One of the most impactful points that “A Life on Our Planet” makes is the pace at which global warming and everything it entails are speeding up. A timeline throughout the documentary keeps pace with shifting realities. When Attenborough was a boy in 1937, the world population was 2.3 billion with 66% remaining wilderness. In 2020 the population is 7.8 billion with 46% wilderness remaining. How did we get here? It’s both simple and overwhelming. With a sharp and clear narration, Attenborough covers how the moment humans invented farming we were well on our way to conquering the globe. Fast forward to our own time and we have become insatiable consumers of everything. An explosion of major fishing corporations in the 1950s quickly shrunk fish populations, whales have famously faced decimation due to oil and meat production, and vast tracts of wildlife has been cut down to make way for constrained farmland (this accounts for now half of all the planet’s arable land). By reflecting on this with biographical anecdotes, such as being there for the dawn of travel journalism done via airplane, Attenborough also drives home just how fast it’s all happening. In the grand scheme the 1950s are not so far back in time. Yet whenever Attenborough returns to the planet’s glacial zones, there is less and less ice. Consider a fact presented about big birds in the world, half are now chickens raised specifically for our dining. 

Directors Alastair Fothergill, Jonnie Hughes and Keith Scholey, help Attenborough deliver this potent message with the same visual majesty of his previous productions. He wants us to see how tragic the situation is becoming by emphasizing in lush detail the very beauty of the natural world. We rarely tire of the wildlife poetics Attenborough has mastered so well, from clouds of swarming fish underwater to a lone polar bear swimming through an endless ocean. The editing compliments these shots with scenes from our own human jungles from all over the world, as we traverse streets and skyscrapers, stomping out nature on our own quest to dominate all. The opening and closing moments of “A Life on Our Planet” drive the point home hauntingly with shots of the abandoned buildings and residences of Chernobyl, site of the infamous 1986 nuclear disaster. What humans built now lay empty and stripped, while plant life retakes the area and animals roam freely.

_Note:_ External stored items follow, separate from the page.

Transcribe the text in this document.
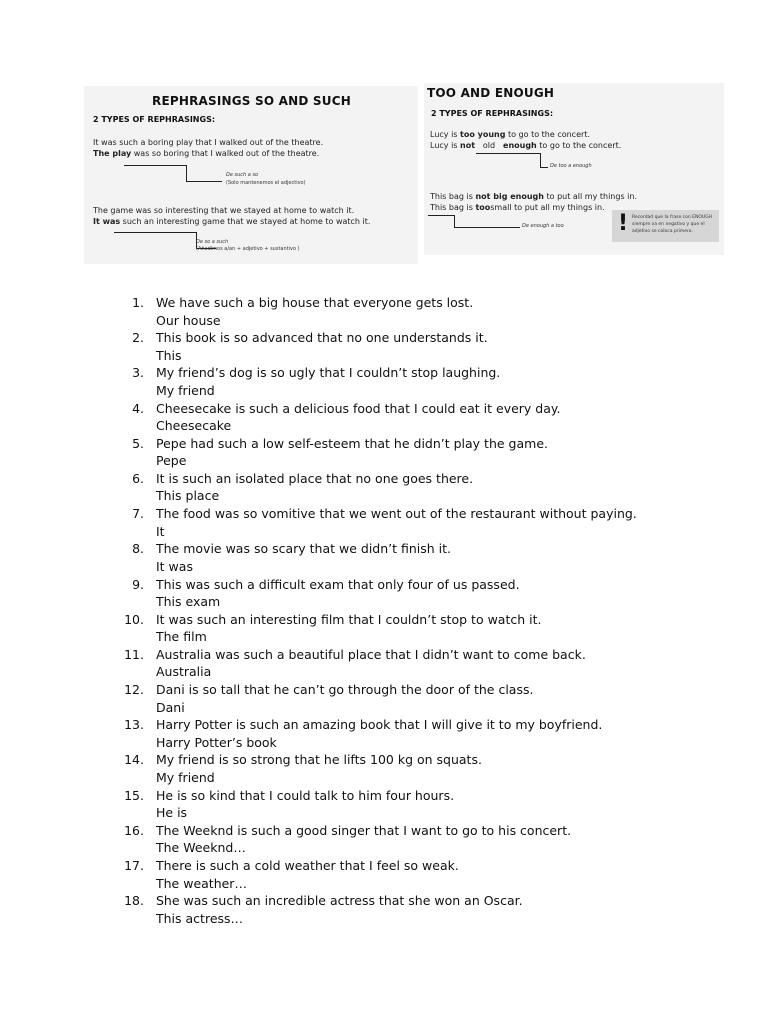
REPHRASINGS SO AND SUCH
2 TYPES OF REPHRASINGS:
It was such a boring play that I walked out of the theatre.
The play was so boring that I walked out of the theatre.
De such a so
(Solo mantenemos el adjectivo)
The game was so interesting that we stayed at home to watch it.
It was such an interesting game that we stayed at home to watch it.
De so a such
(Añadimos a/an + adjetivo + sustantivo )
TOO AND ENOUGH
2 TYPES OF REPHRASINGS:
Lucy is too young to go to the concert.
Lucy is not old enough to go to the concert.
De too a enough
This bag is not big enough to put all my things in.
This bag is toosmall to put all my things in.
De enough a too ! Recordad que la frase con ENOUGH
siempre va en negativo y que el
adjetivo se coloca primero.
1. We have such a big house that everyone gets lost.
Our house
2. This book is so advanced that no one understands it.
This
3. My friend’s dog is so ugly that I couldn’t stop laughing.
My friend
4. Cheesecake is such a delicious food that I could eat it every day.
Cheesecake
5. Pepe had such a low self-esteem that he didn’t play the game.
Pepe
6. It is such an isolated place that no one goes there.
This place
7. The food was so vomitive that we went out of the restaurant without paying.
It
8. The movie was so scary that we didn’t finish it.
It was
9. This was such a difficult exam that only four of us passed.
This exam
10. It was such an interesting film that I couldn’t stop to watch it.
The film
11. Australia was such a beautiful place that I didn’t want to come back.
Australia
12. Dani is so tall that he can’t go through the door of the class.
Dani
13. Harry Potter is such an amazing book that I will give it to my boyfriend.
Harry Potter’s book
14. My friend is so strong that he lifts 100 kg on squats.
My friend
15. He is so kind that I could talk to him four hours.
He is
16. The Weeknd is such a good singer that I want to go to his concert.
The Weeknd…
17. There is such a cold weather that I feel so weak.
The weather…
18. She was such an incredible actress that she won an Oscar.
This actress…
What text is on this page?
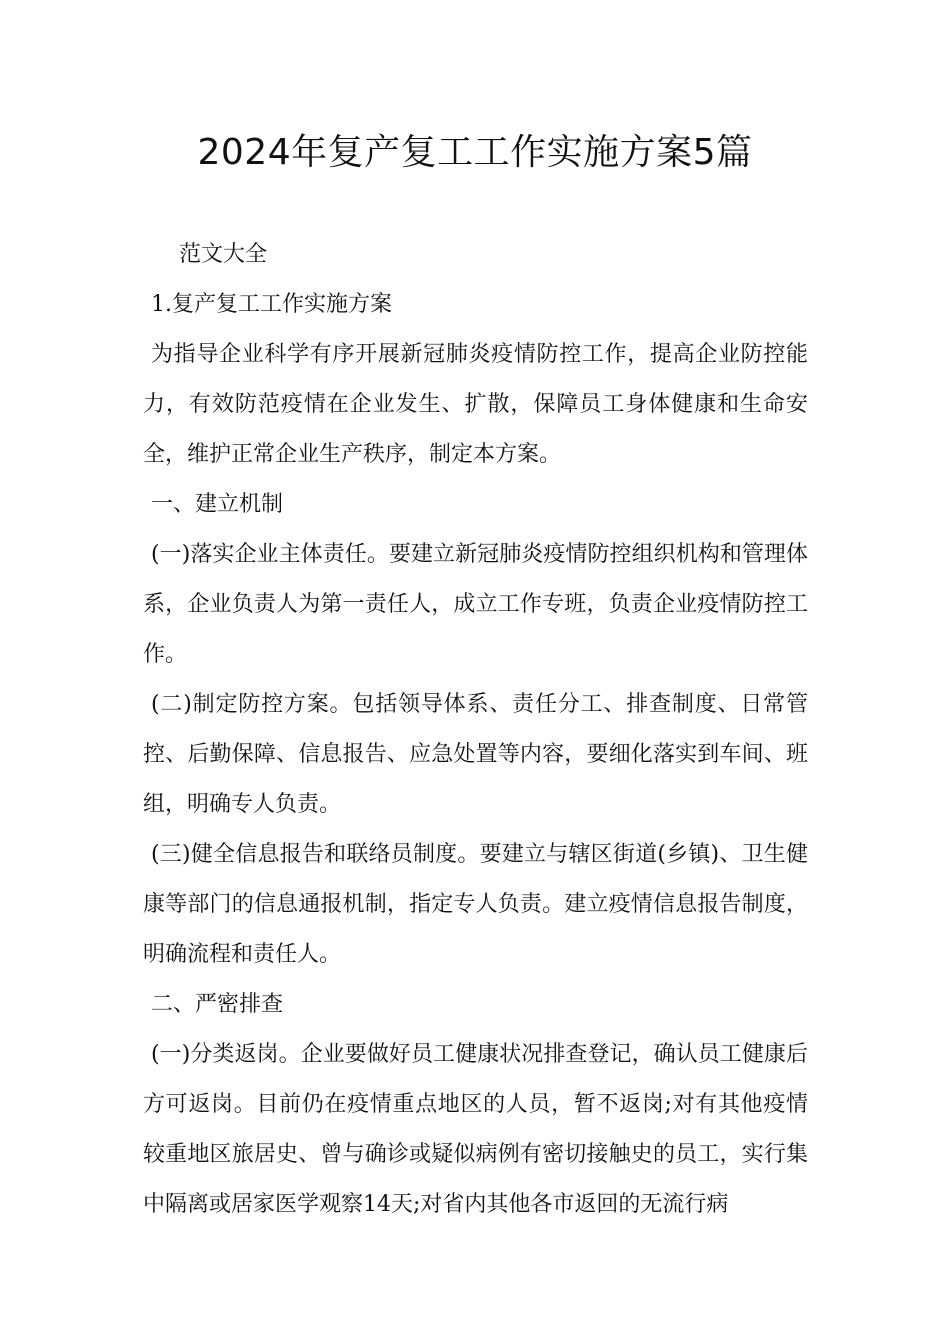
2024年复产复工工作实施方案5篇

范文大全

1.复产复工工作实施方案

为指导企业科学有序开展新冠肺炎疫情防控工作，提高企业防控能力，有效防范疫情在企业发生、扩散，保障员工身体健康和生命安全，维护正常企业生产秩序，制定本方案。

一、建立机制

(一)落实企业主体责任。要建立新冠肺炎疫情防控组织机构和管理体系，企业负责人为第一责任人，成立工作专班，负责企业疫情防控工作。

(二)制定防控方案。包括领导体系、责任分工、排查制度、日常管控、后勤保障、信息报告、应急处置等内容，要细化落实到车间、班组，明确专人负责。

(三)健全信息报告和联络员制度。要建立与辖区街道(乡镇)、卫生健康等部门的信息通报机制，指定专人负责。建立疫情信息报告制度，明确流程和责任人。

二、严密排查

(一)分类返岗。企业要做好员工健康状况排查登记，确认员工健康后方可返岗。目前仍在疫情重点地区的人员，暂不返岗;对有其他疫情较重地区旅居史、曾与确诊或疑似病例有密切接触史的员工，实行集中隔离或居家医学观察14天;对省内其他各市返回的无流行病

Attenborough tries to remain an optimist. Even after contemplating a future timeline based on the data, concluding that by 2100 humankind faces the world’s sixth mass extinction, Attenborough offers a few basic hints at how we can prevent catastrophe. It all comes down to how we live on this rock, with its ecosystems and with each other. Renewable energy, sustainable farming, more education and healthcare to lower birth rates, and other key ideas seem best. Already there are emerging, small examples in countries like the Netherlands or Japan, where sustainable farming and social opportunity has increased better farming practices and lower birth rates. Attenborough doesn’t make any overt political statements, so he never ventures into pondering how the world’s ruling classes will be made to switch to new structures for how our species lives. Although a section on Moroccan solar energy farms is quite hopeful. But Attenborough is not a political thinker, he is a man of science and evidence, so all he can do is show what is happening and warn us it needs to change soon.

“A Life on Our Planet” may seem like the same topic David Attenborough has been discussing for years. But if there was ever an issue to become obsessive about for humankind, Global Warming is this issue. This documentary’s gorgeous imagery, juxtaposed with scenes of desolation and extinction, should make us look around and wonder why we must continue destroying such an incdredible planet. Hopefully, in the future, people will see this kind of documentary as proof that we did become aware of it in time, that we were indeed able to prove we were smarter than the dinosaurs. But whether or not we put our overwhelming awareness into swift action is another discussion to be had about our times. 

David Attenborough: A Life on Our Planet” begins streaming Oct. 4 on Netflix.